New immigration law scaring away families
By John Johnson,  Newser Staff
Posted Oct 1, 2011 10:19 AM CDT
In this Aug. 17, 2011, file photo, students sit in the gym at Crossville Elmentary School in Crossville, Ala. The school's enrollment is about 65 percent Hispanic.   (AP Photo/Jay Reeves, File)

(Newser) – Alabama's strict new rules on illegal immigration went into effect this week, and the fallout has been immediate at schools around the state: Hispanic students are staying away in droves, reports the AP. The rules require schools to check incoming students' immigration status. Even though they shouldn't affect students already enrolled and even though state officials insist the stats will be anonymous and are intended only to get a better handle on the costs of educating illegal-immigrant kids, Hispanic families without the proper documentation apparently aren't taking chances.
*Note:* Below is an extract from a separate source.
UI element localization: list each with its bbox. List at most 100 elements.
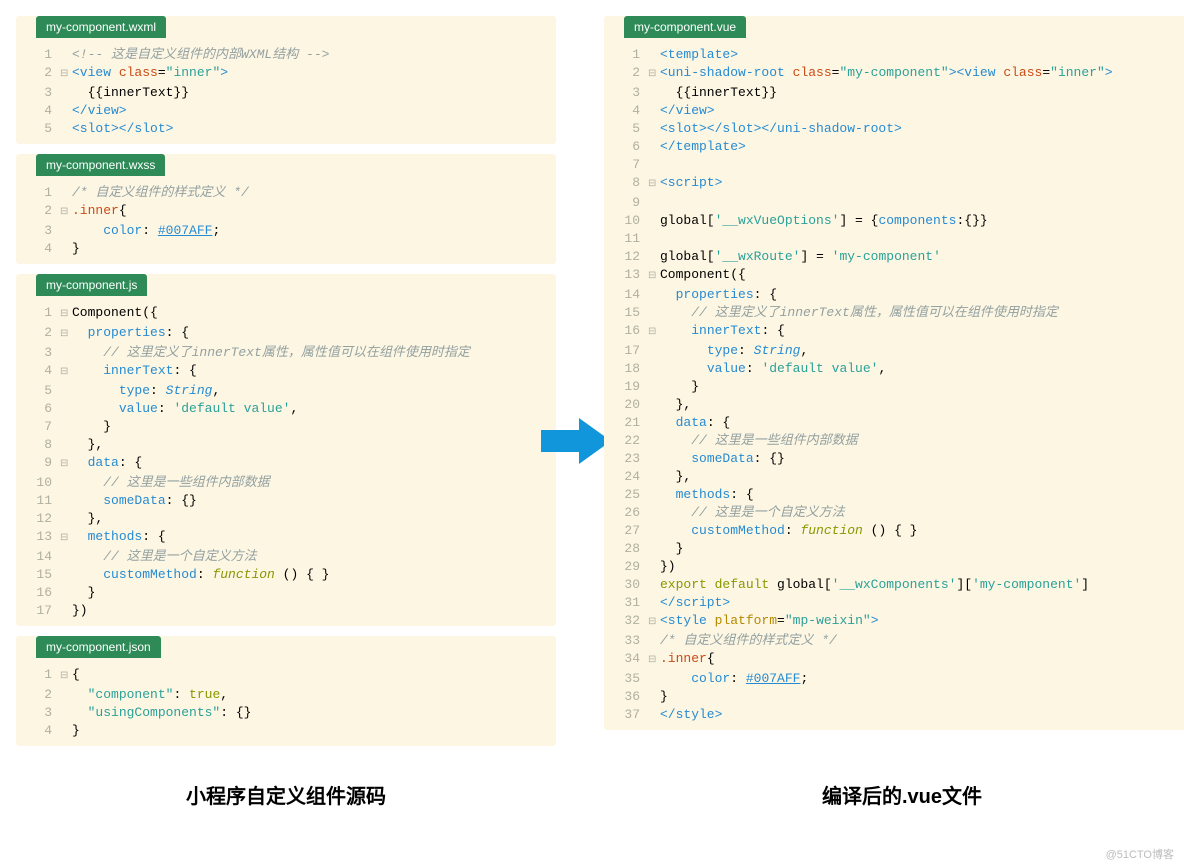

In Montgomery County, for example, 200 Hispanic students were absent Thursday, the day after the rules got legal clearance. Civil rights groups and the White House plan legal challenges. “This will have an incredibly chilling effect on children and on parents,” the legal director of the Southern Poverty Law Center tells the Christian Science Monitor. "It turns school officials and other government officials into, kind of, immigration agents, and that’s a terrible message for kids and families.”